La Première de votre nouvelle pièce Trois jours avant l'heure aura lieu ce mercredi à Montréal, pourquoi cette ville ? La pièce est montée en Belgique. Elle sera jouée la première fois à Montréal. C'est un sujet difficile et délicat. Faire une comédie sur deux kamikazes en pleine préparation d'attentat est un peu difficile pour faire admettre ca à un théâtre pour la monter. Donc, nous l'avons montée avec nos propres moyens. Et comme SN Production m'avait demandé de venir au Canada avec un spectacle, je leur ai proposé de venir avec cette pièce (Trois jours avant l'heure).
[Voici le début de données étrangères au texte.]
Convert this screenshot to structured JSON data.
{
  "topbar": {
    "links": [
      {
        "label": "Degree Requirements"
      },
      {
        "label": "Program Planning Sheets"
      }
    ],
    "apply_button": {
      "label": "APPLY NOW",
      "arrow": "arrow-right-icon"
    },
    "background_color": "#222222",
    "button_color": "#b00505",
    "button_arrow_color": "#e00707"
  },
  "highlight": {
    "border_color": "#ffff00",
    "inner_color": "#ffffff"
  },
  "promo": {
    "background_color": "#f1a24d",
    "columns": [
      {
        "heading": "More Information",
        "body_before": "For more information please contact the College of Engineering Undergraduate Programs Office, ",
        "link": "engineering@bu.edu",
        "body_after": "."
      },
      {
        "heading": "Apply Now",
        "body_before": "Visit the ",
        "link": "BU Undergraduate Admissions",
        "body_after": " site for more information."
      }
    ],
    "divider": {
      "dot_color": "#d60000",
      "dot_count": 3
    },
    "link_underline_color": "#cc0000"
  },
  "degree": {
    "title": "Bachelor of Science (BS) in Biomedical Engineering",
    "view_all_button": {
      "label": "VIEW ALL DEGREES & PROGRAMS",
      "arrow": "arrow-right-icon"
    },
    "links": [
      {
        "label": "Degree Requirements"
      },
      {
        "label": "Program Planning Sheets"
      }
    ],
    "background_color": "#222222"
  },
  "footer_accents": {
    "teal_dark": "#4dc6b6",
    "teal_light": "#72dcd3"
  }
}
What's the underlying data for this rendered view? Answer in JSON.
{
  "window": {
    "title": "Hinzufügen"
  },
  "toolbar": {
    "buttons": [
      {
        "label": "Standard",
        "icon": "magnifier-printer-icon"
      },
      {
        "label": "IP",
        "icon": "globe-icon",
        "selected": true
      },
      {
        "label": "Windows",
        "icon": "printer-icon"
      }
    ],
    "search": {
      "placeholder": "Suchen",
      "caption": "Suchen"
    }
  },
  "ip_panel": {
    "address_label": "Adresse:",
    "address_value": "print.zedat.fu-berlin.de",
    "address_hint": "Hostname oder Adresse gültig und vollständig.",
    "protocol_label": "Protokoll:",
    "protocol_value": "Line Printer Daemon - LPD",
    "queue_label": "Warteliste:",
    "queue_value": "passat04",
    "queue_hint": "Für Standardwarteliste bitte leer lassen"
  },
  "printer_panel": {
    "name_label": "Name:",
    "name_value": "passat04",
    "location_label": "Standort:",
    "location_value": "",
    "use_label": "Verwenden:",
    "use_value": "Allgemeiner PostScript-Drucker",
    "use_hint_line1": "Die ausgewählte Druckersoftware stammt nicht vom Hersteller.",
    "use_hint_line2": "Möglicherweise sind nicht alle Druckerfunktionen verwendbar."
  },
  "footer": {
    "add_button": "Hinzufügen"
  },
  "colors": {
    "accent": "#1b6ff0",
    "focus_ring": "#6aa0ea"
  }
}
Quelle difficulté ? D'abord le théâtre en Europe manque d'argent. Et le sujet abordé est très difficile. Pour pouvoir aborder ces problèmes là, il faut être vraiment d'une culture religieuse profonde et d'une culture laïque profonde. C'est l'association de deux qui permet qu'on peut jouer avec beaucoup de choses et les clarifier. J'ai la chance d'avoir réellement cette double-culture. Je peux le faire sans choquer les musulmans ou outrager l'islam, je peux quand même dire certaines vérités et les rendre accessibles pour ceux qui ne connaissent pas l'islam.
Tout ça en recourant à l'humour ? L'humour est le dernier recours quand il ne reste plus rien. Et d'ailleurs si nous, nous ne rions pas de nous même ce sont les autres qui vont rire de nous. Et l'humour est la preuve la plus flagrante que nous sommes capable de dépasser le problème. Et l'autre, on l'aidera. Sil rit avec nous, ça va l'aider à dépasser le problème. Pour être dans l'humour, il faut avoir la distance. Cette distance, en ce qui nous concerne, nous l'avons depuis la décennie noire. Nous en avons avalé des sigles avant Daesh. Notre « expérience » avec le terrorisme et avec un islam détourné et une religion fourvoyée, nous en connaissons un bout. Et notre responsabilité est pour ces sociétés à l'heure actuelle est de dire les choses le plus correctement possible. Aucun imam ne peut me contredire là-dessus !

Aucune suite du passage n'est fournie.